Chinese National Geography (中国国家地理 (Zhōngguó Guójiā Dìlǐ)) is a Chinese monthly magazine similar to the National Geographic Magazine. Founded in 1949 in China, the magazine has revamped itself several times, and is now a popular magazine in mainland China. There is also an edition in traditional Chinese for readers in Hong Kong and Taiwan.

==History==
Founded by a group of teachers with a keen interest in geography in 1949, the original Chinese edition was first published in January 1950 under the name Dili Zhishi (Knowledge of Geography; Chinese: 《地理知识》). The magazine focused on delivering scientific and geographical concepts. At first only 600 copies were printed, but the publication quickly became popular, and soon 2,000 copies of each volume were being printed.
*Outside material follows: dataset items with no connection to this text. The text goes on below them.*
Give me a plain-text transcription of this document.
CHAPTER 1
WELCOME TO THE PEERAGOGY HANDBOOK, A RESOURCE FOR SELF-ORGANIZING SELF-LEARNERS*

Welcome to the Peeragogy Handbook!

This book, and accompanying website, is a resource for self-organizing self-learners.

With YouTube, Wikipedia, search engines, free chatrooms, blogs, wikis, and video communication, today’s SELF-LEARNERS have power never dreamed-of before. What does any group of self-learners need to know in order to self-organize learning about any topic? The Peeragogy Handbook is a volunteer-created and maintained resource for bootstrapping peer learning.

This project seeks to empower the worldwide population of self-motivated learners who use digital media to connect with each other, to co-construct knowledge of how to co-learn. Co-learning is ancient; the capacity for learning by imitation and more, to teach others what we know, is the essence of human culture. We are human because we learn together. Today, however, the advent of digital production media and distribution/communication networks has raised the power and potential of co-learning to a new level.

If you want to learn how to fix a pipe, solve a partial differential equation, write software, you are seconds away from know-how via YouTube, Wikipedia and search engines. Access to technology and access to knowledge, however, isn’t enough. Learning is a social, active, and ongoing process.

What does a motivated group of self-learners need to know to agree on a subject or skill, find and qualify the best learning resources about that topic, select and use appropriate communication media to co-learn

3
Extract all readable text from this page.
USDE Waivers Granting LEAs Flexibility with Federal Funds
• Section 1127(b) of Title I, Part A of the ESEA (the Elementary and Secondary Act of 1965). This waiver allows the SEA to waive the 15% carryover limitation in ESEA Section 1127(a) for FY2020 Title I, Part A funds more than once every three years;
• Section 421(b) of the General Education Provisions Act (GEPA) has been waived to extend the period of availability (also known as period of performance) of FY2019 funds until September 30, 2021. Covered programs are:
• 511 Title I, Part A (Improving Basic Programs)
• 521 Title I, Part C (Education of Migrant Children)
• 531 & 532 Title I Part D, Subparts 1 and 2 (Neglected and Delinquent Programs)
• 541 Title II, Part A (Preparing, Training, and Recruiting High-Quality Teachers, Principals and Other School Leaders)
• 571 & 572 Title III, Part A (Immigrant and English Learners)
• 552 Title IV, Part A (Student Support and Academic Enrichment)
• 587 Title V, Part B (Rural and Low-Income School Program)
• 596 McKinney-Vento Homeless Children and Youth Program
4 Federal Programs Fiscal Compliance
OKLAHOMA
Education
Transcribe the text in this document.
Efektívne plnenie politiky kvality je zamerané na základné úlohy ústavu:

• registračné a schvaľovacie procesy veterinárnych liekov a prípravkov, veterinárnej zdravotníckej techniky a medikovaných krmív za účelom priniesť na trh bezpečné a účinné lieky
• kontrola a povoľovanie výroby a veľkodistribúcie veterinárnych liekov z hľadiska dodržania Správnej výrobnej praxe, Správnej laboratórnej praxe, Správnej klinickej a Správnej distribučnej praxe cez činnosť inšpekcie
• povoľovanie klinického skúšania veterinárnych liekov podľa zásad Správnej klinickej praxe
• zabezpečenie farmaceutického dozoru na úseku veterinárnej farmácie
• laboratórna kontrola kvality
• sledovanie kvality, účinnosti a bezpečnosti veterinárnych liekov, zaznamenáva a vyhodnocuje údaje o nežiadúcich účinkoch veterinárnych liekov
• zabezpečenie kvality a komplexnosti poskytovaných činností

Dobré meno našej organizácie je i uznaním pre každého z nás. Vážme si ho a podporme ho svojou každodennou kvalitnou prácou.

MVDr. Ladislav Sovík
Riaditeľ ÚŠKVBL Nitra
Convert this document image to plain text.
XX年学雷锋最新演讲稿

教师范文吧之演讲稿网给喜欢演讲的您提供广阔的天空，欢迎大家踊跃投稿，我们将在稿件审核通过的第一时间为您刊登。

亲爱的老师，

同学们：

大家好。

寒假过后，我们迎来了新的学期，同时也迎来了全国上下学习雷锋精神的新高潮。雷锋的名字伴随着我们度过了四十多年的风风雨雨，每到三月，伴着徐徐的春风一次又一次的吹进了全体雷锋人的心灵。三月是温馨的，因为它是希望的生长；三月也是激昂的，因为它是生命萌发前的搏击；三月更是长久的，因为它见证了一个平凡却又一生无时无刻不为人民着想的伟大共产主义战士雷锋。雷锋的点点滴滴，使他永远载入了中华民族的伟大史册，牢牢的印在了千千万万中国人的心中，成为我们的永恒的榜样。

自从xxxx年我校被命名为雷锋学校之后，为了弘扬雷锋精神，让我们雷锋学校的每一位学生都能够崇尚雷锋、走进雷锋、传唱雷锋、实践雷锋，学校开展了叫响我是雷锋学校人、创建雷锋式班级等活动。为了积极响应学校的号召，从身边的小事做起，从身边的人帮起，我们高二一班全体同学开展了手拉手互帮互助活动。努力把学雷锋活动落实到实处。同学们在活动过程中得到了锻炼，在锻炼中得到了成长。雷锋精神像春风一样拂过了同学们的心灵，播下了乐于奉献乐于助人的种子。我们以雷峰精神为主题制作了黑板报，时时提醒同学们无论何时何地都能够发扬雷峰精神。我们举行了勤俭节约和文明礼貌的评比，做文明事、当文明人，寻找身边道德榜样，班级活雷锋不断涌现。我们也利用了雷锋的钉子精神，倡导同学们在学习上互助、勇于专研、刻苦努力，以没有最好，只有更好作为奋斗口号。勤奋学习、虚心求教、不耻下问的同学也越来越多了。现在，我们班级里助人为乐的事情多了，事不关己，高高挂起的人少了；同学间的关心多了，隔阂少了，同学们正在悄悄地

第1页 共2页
From August–December 1960, Dili Zhishi temporarily stopped publication. It reformed itself and resumed publication in January 1961 under a new name, Dili (Geography; Chinese: 《地理》). However, this new version was not successful with its readers, and the title was changed back to Dili Zhishi in 1966. However, the magazine was forced to stop publication with the Cultural Revolution in China.

Six years later in 1972, the magazine was able to resume publication, and its circulation reached 400,000. Each copy contained 32 pages.

The magazine was printed in color from 1993 onwards. Starting from 1998, the magazine revamped itself to provide more appealing content with the aim of reaching out to more readers both within and outside of China. In 2000 it was renamed Chinese National Geography.

==Language editions ==
The magazine has launched editions in English, Japanese (the Japanese version is now discontinued) and traditional Chinese. According to an interview with publisher Li Shuanke in the May 2009 issue of the English edition, there are plans to launch the magazine in French, German and other languages.

CNGi cover (May 2009)
Launch issue on Henan province, the cradle of Chinese civilization.